Çiçekçiden katil ve hırsız çıkmaz
Üsküdar’da III. Selim çeşmesinin tam karşısında, bahçe içerisinde tek katlı çok eski bir kahvehane, çiçekleriyle meşhurdu. Kahvehanenin hemen yanında bulunan namazgâh kısmının geçmişte çiçek tarlası olduğunu düşünülüyor. Burada saray bahçesi için çiçek yetiştiriliyormuş. Bu kahvehanenin işletmecisi olan Aziz Efendi, uzun yıllar burada çiçek yetiştirdiği için “Çiçekçi Aziz” olarak bilinirmiş, kahvehanesinin adı da “Çiçekçi Kahvehanesi”. Üsküdar’ın bu semtine bundan dolayı çiçekçi deniyor. Üsküdarlı halk şairlerinden Vasıf Hoca, çiçekçi kahvesi ile ilgili; “Bu kahvenin müşterileri, ilim, sanat ve marifet sahibi insanlardı. Nice beyler, paşalar, kalem efendileri bu kahvehaneye gelir, dedikodu yapmadan sohbet ve muhabbetle vakit geçirirlerdi. Hatta Üsküdar’ın azılı kabadayıları bile burada edepleriyle oturur, ortamın vakarlı havasını asla bozmazlardı” diyor.

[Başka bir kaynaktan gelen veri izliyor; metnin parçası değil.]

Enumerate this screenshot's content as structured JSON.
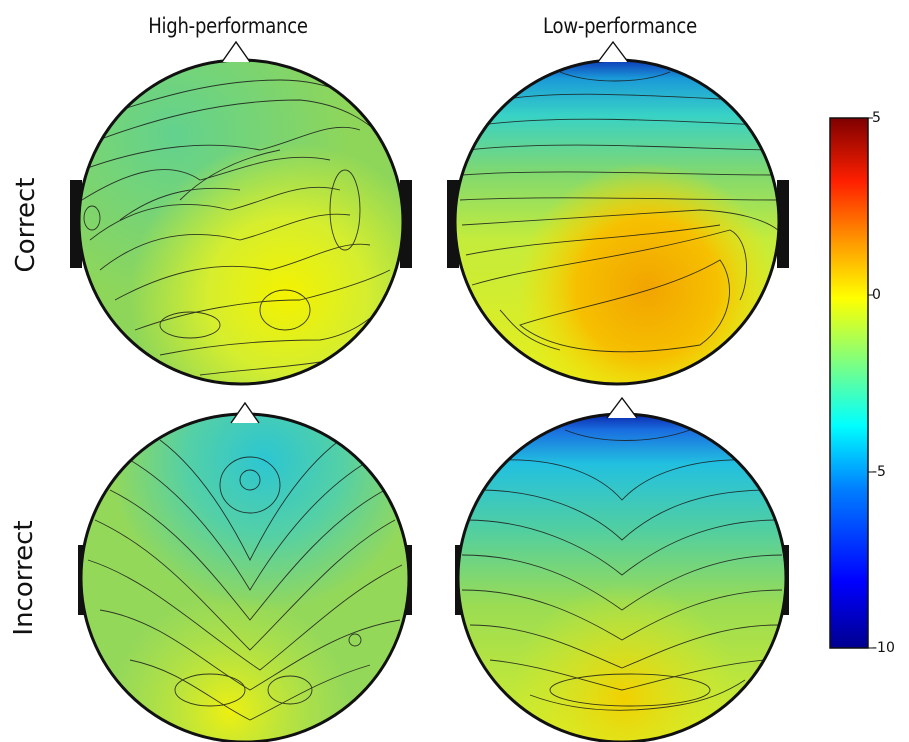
{
  "figure": {
    "columns": [
      "High-performance",
      "Low-performance"
    ],
    "rows": [
      "Correct",
      "Incorrect"
    ]
  },
  "colorbar": {
    "ticks": [
      "5",
      "0",
      "-5",
      "-10"
    ],
    "tick_values": [
      5,
      0,
      -5,
      -10
    ],
    "range": [
      -10,
      5
    ],
    "colormap": [
      "#00008f",
      "#0000ff",
      "#007fff",
      "#00ffff",
      "#7fff7f",
      "#ffff00",
      "#ff7f00",
      "#ff0000",
      "#7f0000"
    ]
  },
  "maps": [
    {
      "row": "Correct",
      "column": "High-performance",
      "colors": {
        "base": "#8ed65a",
        "mid": "#c8ec3a",
        "hi": "#f2f20a",
        "low": "#5ad0a0"
      }
    },
    {
      "row": "Correct",
      "column": "Low-performance",
      "colors": {
        "base": "#c6ea3c",
        "mid": "#86d460",
        "hi": "#f2a800",
        "low": "#0a2fbf"
      }
    },
    {
      "row": "Incorrect",
      "column": "High-performance",
      "colors": {
        "base": "#94d85a",
        "mid": "#6cd68e",
        "hi": "#e8f01a",
        "low": "#3ccbc0"
      }
    },
    {
      "row": "Incorrect",
      "column": "Low-performance",
      "colors": {
        "base": "#a6df4c",
        "mid": "#52cfa0",
        "hi": "#f2d400",
        "low": "#0620a8"
      }
    }
  ]
}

Çiçekçi kahvehanesinin yanında Sultan II. Abdülhamid’in terzisi Esvapçıbaşı Ahmet Bey’in konağı vardı. Ahmet Bey, çiçeklere çok meraklı biri olduğundan konağın arka bahçesinde zevk için yıllarca çiçek yetiştirmiş, kendisini ziyarete gelenleri de gözü gibi baktığı çiçeklerinden vererek uğurlarmış. Bu konak yıkılınca geriye kalan arsa uzun yıllar fidanlık olarak kullanıldı sonra da ne yazık ki müttehitlere devredildi.
Çiçekçiden katil ve hırsız çıkmaz diyen ecdadımızın, estetik anlamda biçim ve içeriği birbirinden ayrı tutmayan yüksek bir sanat anlayışına sahip olduğunu biliyoruz. Maalesef bugün aynı şeyleri söylemek mümkün değil.